Un’altra misurazione che si può fare è quella della larghezza: le parole “Acotel group” sul Tempo occupano circa 7 millimetri e mezzo, su Repubblica 9 e mezzo, mentre sul Messaggero, come previsto, un po’ di meno, 8,2. Quindi il corpo del carattere potrebbe essere tra corpo 5,2 e 6,6... diciamo 6.
Volendo impaginare col computer una tabella simile a quella del Tempo si potrebbe usare l’Oswald Extra Light (si scarica da Google). Ovviamente la forma delle lettere non è la stessa: qui la C chiude molto di più, come nei caratteri usati dal Messaggero, ma nel nostro caso diciamo che va bene. Il carattere è comunque troppo largo: bisogna condensarlo ulteriormente all’80% della larghezza* (nella scheda Proprietà del Carattere nel programma di videoscrittura) e impostare l’interlinea fissa a 0,2 cm o giù di lì. Il risultato visivo, ingrandendo a dismisura la pagina, è questo (dopo aver sistemato anche le righe della tabella):
(In realtà non c'è bisogno di condensare così tanto l'Oswald. Anzi, non lo si deve condensare affatto, come spiego più in basso) |
E sarebbe bello se fosse vero. Il problema è che andando a stampare con la stampante di casa difficilmente verrà un risultato nitido come quello del giornale. Qui ho una stampante a getto d’inchiostro, neanche ci provo*. Inoltre volendo visualizzare la scritta sullo schermo nella stessa dimensione in cui compare sul giornale, viene fuori qualcosa di illeggibile, perché i pixel si dispongono più o meno in questo modo:
Per la stampa in piccole dimensioni c’è bisogno sia di apparecchiature adeguate, sia di font specifici che prevedano il modo in cui l’inchiostro andrà a spargersi sulla carta, anticipandone eventualmente le distorsioni.

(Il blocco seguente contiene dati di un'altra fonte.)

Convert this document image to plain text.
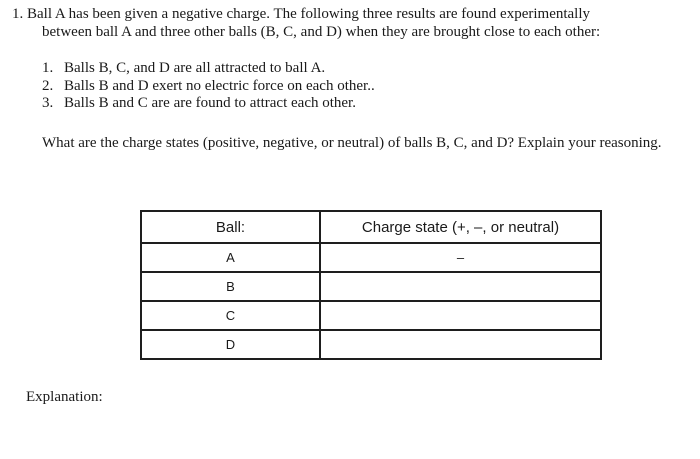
1. Ball A has been given a negative charge. The following three results are found experimentally
between ball A and three other balls (B, C, and D) when they are brought close to each other:
1. Balls B, C, and D are all attracted to ball A.
2. Balls B and D exert no electric force on each other..
3. Balls B and C are are found to attract each other.
What are the charge states (positive, negative, or neutral) of balls B, C, and D? Explain your reasoning.
Ball:	Charge state (+, –, or neutral)
A	–
B	
C	
D	
Explanation:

Notate l’angolino in alto nel bianco della A fino a che punto si spinge... Non è facile ottenere un effetto del genere in una stampa su carta.
Un dettaglio fortemente ingrandito dalle pagine del Tempo. La parola "latte" è larga circa due millimetri e mezzo. |
*Aggiornamento
Alla fine ci ho provato lo stesso a usare la mia vecchia stampante a getto d’inchiostro un po’ malferma, giusto per curiosità. Sapevo che era una pessima idea, e ne ho avuto la conferma. Ma ho avuto anche una sorpresa: non c’è bisogno di condensare così tanto le lettere, anzi, l’Oswald può essere utilizzato così com’è. In corpo 5, cinque righe occupano leggermente di più in verticale rispetto a cinque righe sul quotidiano (dopo avere impostato interlinea fissa a 0,2 e avere azzerato la distanza del contenuto dalle righe nelle proprietà della tabella); ma se notiamo le parole “Caltagirone Editore” viene fuori che in larghezza siamo lì, con l’Oswald al 100%.
A parte le lettere che si uniscono tra di loro (IN, IE), c’è da notare il fatto che nella mia stampa la controforma della A (il bianco all’interno) tende a chiudersi quasi del tutto.